Torve risked a glance at Dryman. The man regarded the scene before him with what looked like indifference, his arms folded, feet apart.
They watched as the Children argued amongst themselves. One of the youths was sent away, and returned with an armful of palm fronds. With these the Children honoured the dead girl—Torve knew the corpse for a girl, though its gender was no longer discernible—by layering them on the body. The Children came from the left and the right, each bearing a frond, and every one stared at the Amaqi after placing their offering on the child’s remnants.
‘Who did this?’ Lenares whispered. But from the incredulous look on her face it was clear she guessed who had been involved.

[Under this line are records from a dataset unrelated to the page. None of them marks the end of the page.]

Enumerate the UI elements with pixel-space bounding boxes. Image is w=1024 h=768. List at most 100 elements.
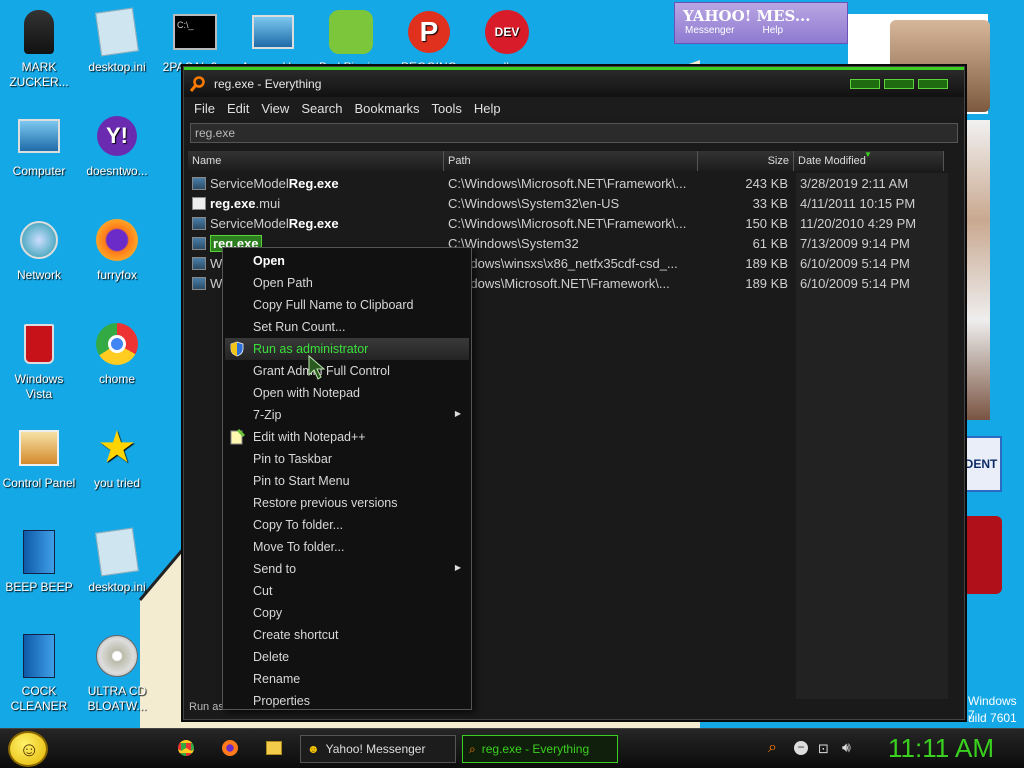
desktop-icon[interactable]: DEVyou all are... bbox=[468, 8, 546, 75]
desktop-icon[interactable]: ★ you tried bbox=[78, 424, 156, 491]
desktop-icon[interactable]: Control Panel bbox=[0, 424, 78, 491]
desktop-icon[interactable]: COCK CLEANER bbox=[0, 632, 78, 714]
desktop-icon[interactable]: desktop.ini bbox=[78, 7, 156, 75]
menu-edit[interactable]: Edit bbox=[221, 101, 255, 116]
yahoo-sub-help[interactable]: Help bbox=[762, 25, 783, 36]
table-row[interactable]: reg.exe.mui C:\Windows\System32\en-US 33 K… bbox=[188, 193, 950, 213]
desktop-icon[interactable]: Y! doesntwo... bbox=[78, 112, 156, 179]
cell-date: 11/20/2010 4:29 PM bbox=[800, 215, 917, 231]
table-row[interactable]: ServiceModelReg.exe C:\Windows\Microsoft.… bbox=[188, 213, 950, 233]
desktop-icon[interactable]: BEEP BEEP bbox=[0, 528, 78, 595]
close-button[interactable] bbox=[918, 79, 948, 89]
tray-everything-icon[interactable]: ⌕ bbox=[768, 739, 777, 757]
menu-item[interactable]: Edit with Notepad++ bbox=[225, 426, 469, 448]
menu-file[interactable]: File bbox=[188, 101, 221, 116]
menu-view[interactable]: View bbox=[255, 101, 295, 116]
desktop-icon-label: BEEP BEEP bbox=[5, 580, 73, 594]
file-icon bbox=[192, 216, 206, 230]
menu-item[interactable]: Copy Full Name to Clipboard bbox=[225, 294, 469, 316]
desktop-icon[interactable]: ULTRA CD BLOATW... bbox=[78, 632, 156, 714]
cell-date: 6/10/2009 5:14 PM bbox=[800, 255, 910, 271]
desktop-icon-label: chome bbox=[98, 372, 136, 386]
menu-item[interactable]: Cut bbox=[225, 580, 469, 602]
desktop-icon[interactable]: desktop.ini bbox=[78, 527, 156, 595]
quicklaunch-explorer-icon[interactable] bbox=[266, 741, 282, 755]
desktop-icon[interactable]: MARK ZUCKER... bbox=[0, 8, 78, 90]
quicklaunch-chrome-icon[interactable] bbox=[178, 740, 194, 756]
name-suffix: .mui bbox=[255, 195, 281, 211]
menu-item[interactable]: Restore previous versions bbox=[225, 492, 469, 514]
yahoo-sub-messenger[interactable]: Messenger bbox=[685, 25, 734, 36]
title-bar[interactable]: reg.exe - Everything bbox=[184, 67, 964, 97]
cmd-icon: C:\_ bbox=[171, 8, 219, 56]
menu-item[interactable]: Set Run Count... bbox=[225, 316, 469, 338]
taskbar-everything[interactable]: ⌕ reg.exe - Everything bbox=[462, 735, 618, 763]
tray-network-icon[interactable]: ⊡ bbox=[818, 741, 829, 757]
col-size-header[interactable]: Size bbox=[698, 151, 794, 171]
menu-search[interactable]: Search bbox=[295, 101, 348, 116]
desktop-icon[interactable]: chome bbox=[78, 320, 156, 387]
desktop-icon-label: you tried bbox=[93, 476, 141, 490]
desktop-icon[interactable]: PPEGGING bbox=[390, 8, 468, 75]
sort-arrow-icon: ▼ bbox=[864, 150, 872, 159]
desktop-icon-label: Computer bbox=[12, 164, 66, 178]
maximize-button[interactable] bbox=[884, 79, 914, 89]
menu-item-label: Send to bbox=[253, 562, 297, 576]
menu-item[interactable]: Copy To folder... bbox=[225, 514, 469, 536]
file-icon bbox=[192, 196, 206, 210]
everything-search-icon: ⌕ bbox=[469, 741, 476, 756]
menu-help[interactable]: Help bbox=[468, 101, 507, 116]
name-match: Reg.exe bbox=[288, 215, 339, 231]
menu-item[interactable]: Copy bbox=[225, 602, 469, 624]
menu-item[interactable]: Rename bbox=[225, 668, 469, 690]
file-name: W bbox=[210, 256, 222, 271]
quicklaunch-firefox-icon[interactable] bbox=[222, 740, 238, 756]
menu-item[interactable]: 7-Zip ▶ bbox=[225, 404, 469, 426]
menu-item[interactable]: Properties bbox=[225, 690, 469, 712]
cell-path: Windows\winsxs\x86_netfx35cdf-csd_... bbox=[448, 255, 678, 271]
cell-size: 243 KB bbox=[745, 175, 788, 191]
desktop-icon-label: furryfox bbox=[96, 268, 137, 282]
cell-date: 7/13/2009 9:14 PM bbox=[800, 235, 910, 251]
desktop-icon[interactable]: Amone Ur... bbox=[234, 8, 312, 75]
col-date-header[interactable]: Date Modified ▼ bbox=[794, 150, 944, 171]
clock[interactable]: 11:11 AM bbox=[888, 733, 994, 764]
notepadpp-icon bbox=[229, 428, 246, 445]
menu-item[interactable]: Pin to Start Menu bbox=[225, 470, 469, 492]
desktop-icon[interactable]: Bad Piggies bbox=[312, 8, 390, 75]
col-name-header[interactable]: Name bbox=[188, 151, 444, 171]
start-button[interactable]: ☺ bbox=[8, 731, 48, 767]
tray-volume-icon[interactable]: 🔊︎ bbox=[842, 739, 851, 756]
file-name: reg.exe.mui bbox=[210, 196, 280, 211]
desktop-icon-label: desktop.ini bbox=[88, 60, 146, 74]
col-path-header[interactable]: Path bbox=[444, 151, 698, 171]
desktop-icon[interactable]: Windows Vista bbox=[0, 320, 78, 402]
menu-item[interactable]: Grant Admin Full Control bbox=[225, 360, 469, 382]
book-icon bbox=[15, 632, 63, 680]
search-input[interactable]: reg.exe bbox=[190, 123, 958, 143]
desktop-icon-label: MARK ZUCKER... bbox=[9, 60, 69, 89]
desktop-icon[interactable]: Computer bbox=[0, 112, 78, 179]
tray-minus-icon[interactable]: − bbox=[794, 741, 808, 755]
taskbar-yahoo-messenger[interactable]: ☻ Yahoo! Messenger bbox=[300, 735, 456, 763]
window-title: reg.exe - Everything bbox=[214, 76, 322, 91]
yahoo-messenger-widget[interactable]: YAHOO! MES... Messenger Help bbox=[674, 2, 848, 44]
desktop-icon[interactable]: C:\_2PACAL 2... bbox=[156, 8, 234, 75]
menu-item[interactable]: Send to ▶ bbox=[225, 558, 469, 580]
minimize-button[interactable] bbox=[850, 79, 880, 89]
menu-item[interactable]: Move To folder... bbox=[225, 536, 469, 558]
menu-item[interactable]: Open bbox=[225, 250, 469, 272]
menu-item[interactable]: Open with Notepad bbox=[225, 382, 469, 404]
cell-name: ServiceModelReg.exe bbox=[188, 176, 444, 191]
desktop-icon[interactable]: furryfox bbox=[78, 216, 156, 283]
menu-item[interactable]: Delete bbox=[225, 646, 469, 668]
menu-item[interactable]: Run as administrator bbox=[225, 338, 469, 360]
menu-item[interactable]: Create shortcut bbox=[225, 624, 469, 646]
network-icon bbox=[15, 216, 63, 264]
desktop-icon[interactable]: Network bbox=[0, 216, 78, 283]
menu-bookmarks[interactable]: Bookmarks bbox=[349, 101, 426, 116]
menu-item[interactable]: Pin to Taskbar bbox=[225, 448, 469, 470]
table-row[interactable]: ServiceModelReg.exe C:\Windows\Microsoft.… bbox=[188, 173, 950, 193]
menu-item[interactable]: Open Path bbox=[225, 272, 469, 294]
menu-tools[interactable]: Tools bbox=[426, 101, 468, 116]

The sun burned away in the sweating sky, towering above them in what seemed to Torve like judgment. The second sun, much closer and far more powerful, threatened to consume his soul.
The numbers crackled through Lenares’ head like lightning; she had no way of stopping them. She wished she could hold them back, dam them like the Amaqi had done to the Marasmos River, withhold the knowledge they watered her with. If only there was some trick of forgetfulness she could play, a way of convincing her mind to ignore the numbers and concentrate only on what the others could see. A child, torn apart by some kind of wild animal.
The truth…oh, it was the truth. A wild animal had torn the child apart. She could read it in her beloved’s face, the face of an animal, a killer. He—it—knew. His face was frightened, appalled, but not surprised. And that Dryman, he had something to do with it too. There was a connection between them. But Lenares could not read the soldier; it was as though he wore a false face, a mask. She could not see his true face, it was hidden from her somehow. A mystery; perhaps the most important mystery of this journey filled with mysteries.